A nuestros hijos e hijas en los colegios e institutos se les habla de igualdad, se les dice que los hombres y las mujeres son iguales, pero no se les enseña que en nuestra sociedad esa igualdad no existe, que las niñas y las mujeres lo tienen más difícil que los niños y los hombres, que tienen peores trabajos, cobran menos, y trabajan más, porque son ellas las que además, han de ocuparse principalmente de las tareas de la casa. O que en España, y en Andalucía, nacer niña hoy, es sinónimo de ser ciudadana de segunda, de tener menos posibilidades, y padecer más discriminaciones que los niños.

Los Proyectos educativos de nuestros colegios e institutos contienen pomposas declaraciones en favor de la coeducación, del uso de un lenguaje no sexista, e inclusivo, y sin embargo pocos y pocas son los/as docentes que cuando se dirigen a su alumnado, dicen niños y niñas, todos y todas, o utilizan genéricos que engloben y representen  a los/as dos. No se hace ese esfuerzo porque no se cree en la necesidad y conveniencia de hacerlo.

Los alumnos y alumnas andaluces siguen siendo educados en la misma historia  única, no se les explica la construcción cultural y social que son los géneros, que nada de lo que creen propio y natural de niños o de niñas lo es, y que en ello está la base de las desigualdades y violencias que sufren las mujeres.
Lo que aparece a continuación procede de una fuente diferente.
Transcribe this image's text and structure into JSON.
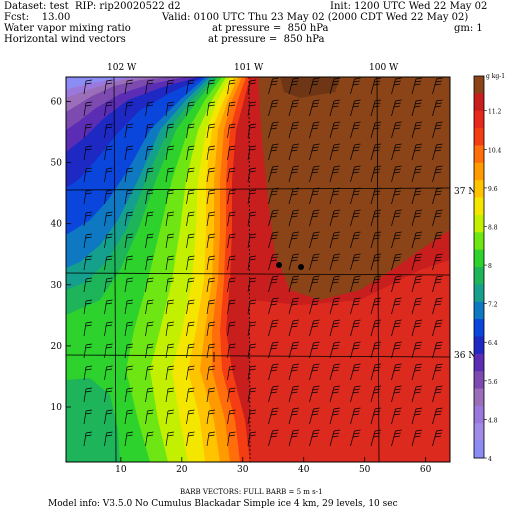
{
  "header": {
    "dataset": "Dataset: test  RIP: rip20020522 d2",
    "init": "Init: 1200 UTC Wed 22 May 02",
    "fcst": "Fcst:    13.00",
    "valid": "Valid: 0100 UTC Thu 23 May 02 (2000 CDT Wed 22 May 02)",
    "field1": "Water vapor mixing ratio",
    "field1_level": "at pressure =  850 hPa",
    "field1_units": "gm: 1",
    "field2": "Horizontal wind vectors",
    "field2_level": "at pressure =  850 hPa"
  },
  "map": {
    "longitude_labels": [
      "102 W",
      "101 W",
      "100 W"
    ],
    "latitude_labels": [
      "37 N",
      "36 N"
    ],
    "x_ticks": [
      "10",
      "20",
      "30",
      "40",
      "50",
      "60"
    ],
    "y_ticks": [
      "10",
      "20",
      "30",
      "40",
      "50",
      "60"
    ],
    "xlim": [
      1,
      64
    ],
    "ylim": [
      1,
      64
    ],
    "stations": [
      "station-a",
      "station-b"
    ]
  },
  "colorbar": {
    "unit_label": "g kg-1",
    "labels": [
      "11.2",
      "10.4",
      "9.6",
      "8.8",
      "8",
      "7.2",
      "6.4",
      "5.6",
      "4.8",
      "4"
    ],
    "colors": [
      "#8a4418",
      "#c81e1e",
      "#e8281e",
      "#f53d14",
      "#ff6e0a",
      "#ff9b00",
      "#ffc300",
      "#f5e600",
      "#c3f000",
      "#6ee614",
      "#2dd22d",
      "#1eb45a",
      "#14a08c",
      "#0f78c3",
      "#0a46dc",
      "#1e28c3",
      "#5a2db4",
      "#7d4baf",
      "#9b6eb9",
      "#9b78dc",
      "#a08ce6",
      "#8c8cf5"
    ]
  },
  "footer": {
    "barb_note": "BARB VECTORS:  FULL BARB = 5 m s-1",
    "model_info": "Model info: V3.5.0 No Cumulus Blackadar  Simple ice    4 km,  29 levels,   10 sec"
  }
}
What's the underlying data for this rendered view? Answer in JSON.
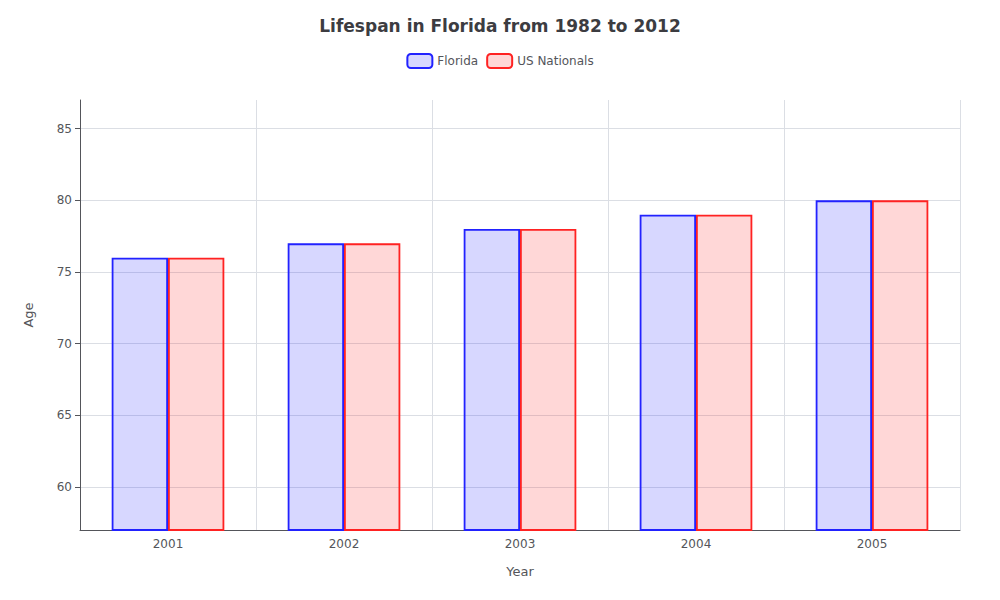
{
  "chart_data": {
    "type": "bar",
    "title": "Lifespan in Florida from 1982 to 2012",
    "xlabel": "Year",
    "ylabel": "Age",
    "categories": [
      "2001",
      "2002",
      "2003",
      "2004",
      "2005"
    ],
    "series": [
      {
        "name": "Florida",
        "color": "#2222ff",
        "values": [
          76,
          77,
          78,
          79,
          80
        ]
      },
      {
        "name": "US Nationals",
        "color": "#ff2222",
        "values": [
          76,
          77,
          78,
          79,
          80
        ]
      }
    ],
    "ylim": [
      57,
      87
    ],
    "yticks": [
      60,
      65,
      70,
      75,
      80,
      85
    ],
    "grid": true,
    "legend": "top"
  }
}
Tampoco se les educa en sexualidad, ni en la diversidad de orientaciones.

Cada 25 de Noviembre se trabaja en clase, y se realizan participativos y bien intencionadas actividades contra la Violencia de Género, pero no se explica al alumnado que aquella no es consecuencia de la maldad de unos, dos o tres individuos aislados, sino de una violencia estructural consecuencia del dañino y violento concepto de masculinidad en el que somos educados.

Los niños siguen jugando al futbol, y ocupando la mayor parte de los espacios de los patios de recreo, mientras que ellas han de conformarse con ser meras espectadoras, y ocupar los lugares que ellos dejan, sin que nadie se preocupe de evitar esta discriminación, ni de cambiar un modelo de juegos injusto, que sigue favoreciendo al niño sobre la niña, la fuerza y la competitividad, sobre la solidaridad, la habilidad, y las emociones.

Si realmente queremos la igualdad entre hombres y mujeres, y el fin de las violencias machistas, tenemos que cambiar las mentalidades. Es urgente y necesario que en los claustros, equipos de ciclos, y demás órganos educativos la educación deje de ser una incómoda invitada, y se reflexione sobre aspectos, como los sacados a las luz en un reciente informe de la Asociación Americana de Psicología, que dice, algo que ya sabíamos, pero que no deja de ser aterrador y alarmante, que los hombres cometemos el 90% de los homicidios, y representamos el 77% de las víctimas de homicidio, somos el grupo con mayor riesgo de  ser víctimas de delitos violentos, o que tenemos una posibilidad de 3,5 veces mayor de morir a causa de un suicidio.

Podemos seguir engañado y engañándonos pero estos datos nos deberían hacer pensar en la necesidad de cambiar el modelo de masculinidad y feminidad en el que educamos, dejar de hablar de igualdad, y empezar a fomentarla, basada en una educación en valores y principios igualitarios para niños y niñas sin distinción, olvidando los estereotipados y maliciosos conceptos de géneros, que tanto daño causan. Es la única forma de ir construyendo un futuro más igualitario, justo, y menos violento hacía las mujeres, y en definitiva un mundo mejor.